Vor allem Themen wie psychische Gesundheit, depressive Verstimmungen, Probleme bei der Alltagsbewältigung, Herausforderungen in Schule, Ausbildung und Studium belasten die Jugendlichen. Momentan befinden sich junge Menschen in einer "Dauerkrisensituation", in der vor allen Dingen die Zukunft sehr ungewiss sei, sagt Lutz. "Das führt zu großem Stress." Das stellt auch Josef Stautner von der Telefonseelsorge fest, der seit zehn Jahren im Amt ist.
Inmitten von Kontakten - und doch einsam
"Einsamkeit ist das große Problem bei jungen Leuten: Inmitten von Kontakten haben sie das Gefühl innerlich abgeschnitten zu sein", sagt der Leiter der Telefonseelsorge Ostbayern. Das andere große Problem seien Selbstwertzweifel und Ängste. Ihre Kommunikationskanäle mit der Telefonseelsorge suchten sich die Jugendlichen selbst aus. "Sie mailen oder chatten lieber.
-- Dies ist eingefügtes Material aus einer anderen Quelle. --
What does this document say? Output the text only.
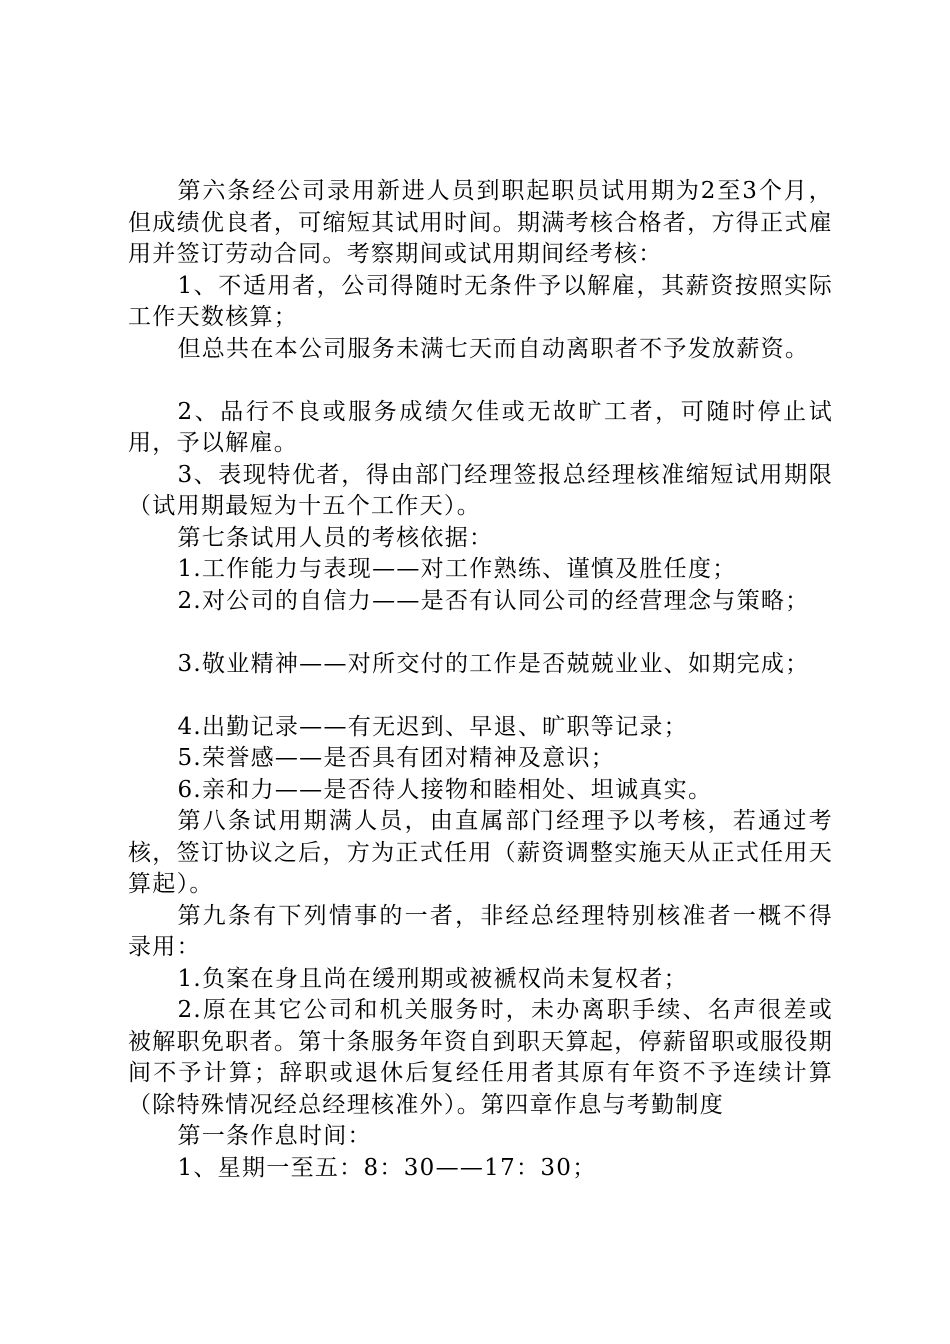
第六条经公司录用新进人员到职起职员试用期为2至3个月，但成绩优良者，可缩短其试用时间。期满考核合格者，方得正式雇用并签订劳动合同。考察期间或试用期间经考核：

1、不适用者，公司得随时无条件予以解雇，其薪资按照实际工作天数核算；

但总共在本公司服务未满七天而自动离职者不予发放薪资。

2、品行不良或服务成绩欠佳或无故旷工者，可随时停止试用，予以解雇。

3、表现特优者，得由部门经理签报总经理核准缩短试用期限（试用期最短为十五个工作天）。

第七条试用人员的考核依据：

1.工作能力与表现——对工作熟练、谨慎及胜任度；

2.对公司的自信力——是否有认同公司的经营理念与策略；

3.敬业精神——对所交付的工作是否兢兢业业、如期完成；

4.出勤记录——有无迟到、早退、旷职等记录；

5.荣誉感——是否具有团对精神及意识；

6.亲和力——是否待人接物和睦相处、坦诚真实。

第八条试用期满人员，由直属部门经理予以考核，若通过考核，签订协议之后，方为正式任用（薪资调整实施天从正式任用天算起）。

第九条有下列情事的一者，非经总经理特别核准者一概不得录用：

1.负案在身且尚在缓刑期或被褫权尚未复权者；

2.原在其它公司和机关服务时，未办离职手续、名声很差或被解职免职者。第十条服务年资自到职天算起，停薪留职或服役期间不予计算；辞职或退休后复经任用者其原有年资不予连续计算（除特殊情况经总经理核准外）。第四章作息与考勤制度

第一条作息时间：

1、星期一至五：8：30——17：30；
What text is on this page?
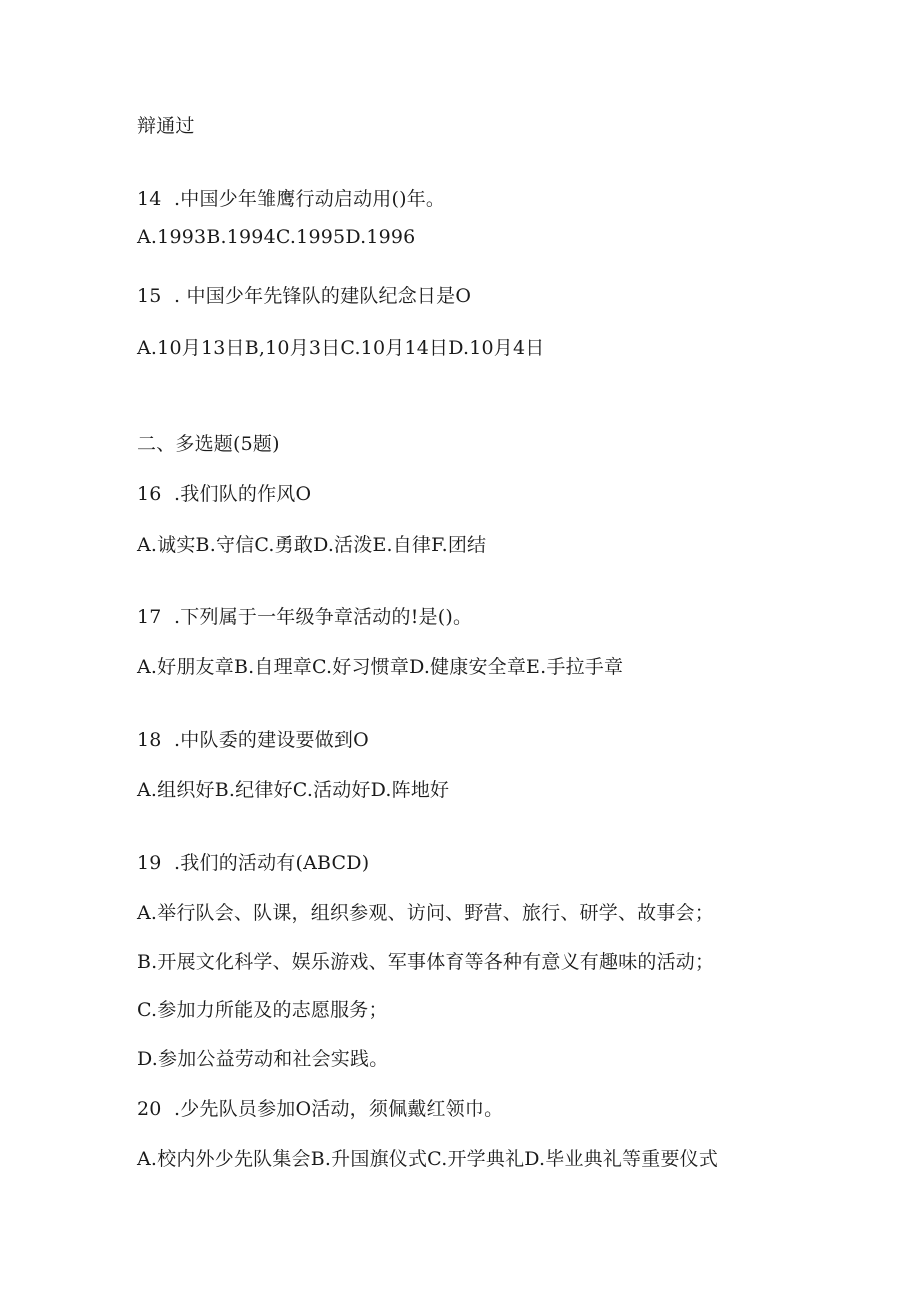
辩通过
14  .中国少年雏鹰行动启动用()年。
A.1993B.1994C.1995D.1996
15  . 中国少年先锋队的建队纪念日是O
A.10月13日B,10月3日C.10月14日D.10月4日
二、多选题(5题)
16  .我们队的作风O
A.诚实B.守信C.勇敢D.活泼E.自律F.团结
17  .下列属于一年级争章活动的!是()。
A.好朋友章B.自理章C.好习惯章D.健康安全章E.手拉手章
18  .中队委的建设要做到O
A.组织好B.纪律好C.活动好D.阵地好
19  .我们的活动有(ABCD)
A.举行队会、队课，组织参观、访问、野营、旅行、研学、故事会；
B.开展文化科学、娱乐游戏、军事体育等各种有意义有趣味的活动；
C.参加力所能及的志愿服务；
D.参加公益劳动和社会实践。
20  .少先队员参加O活动，须佩戴红领巾。
A.校内外少先队集会B.升国旗仪式C.开学典礼D.毕业典礼等重要仪式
Viele Themen, die nicht mehr den Weg über die Lippen finden, weil sie so schambesetzt sind, finden ihren Weg über die Tastatur", sagt der Theologe.
Die Aufgabe der Mitarbeitenden in der Mail- und Chatseelsorge sei es dann, die Jugendlichen - so gut es eben geht - zu unterstützen, so dass sie sich mit ihren schwierigen Themen an Eltern, Lehrkräfte, Beratungslehrer oder die Jugendhilfesysteme wenden. "Wir können nur ein erster Anlaufpunkt sein, um Leute zu stabilisieren, zu ermutigen oder um die Zeit bis zur nächsten Therapiestunde zu überbrücken."
Doch die Wenigsten bekommen überhaupt einen Therapieplatz. Die Nachfrage übersteige die Kapazitäten bei weitem. Auch in den Kinder- und Jugendpsychiatrien sehe es nicht besser aus, "die sind absolut am Limit", weiß Stautner. Und so bleiben die Chat- und Mail-Seelsorge oder der bayerische Krisendienst, der auch rund um die Uhr im Einsatz ist, so etwas wie ein "Notanker, ohne den alles noch viel schlimmer wäre".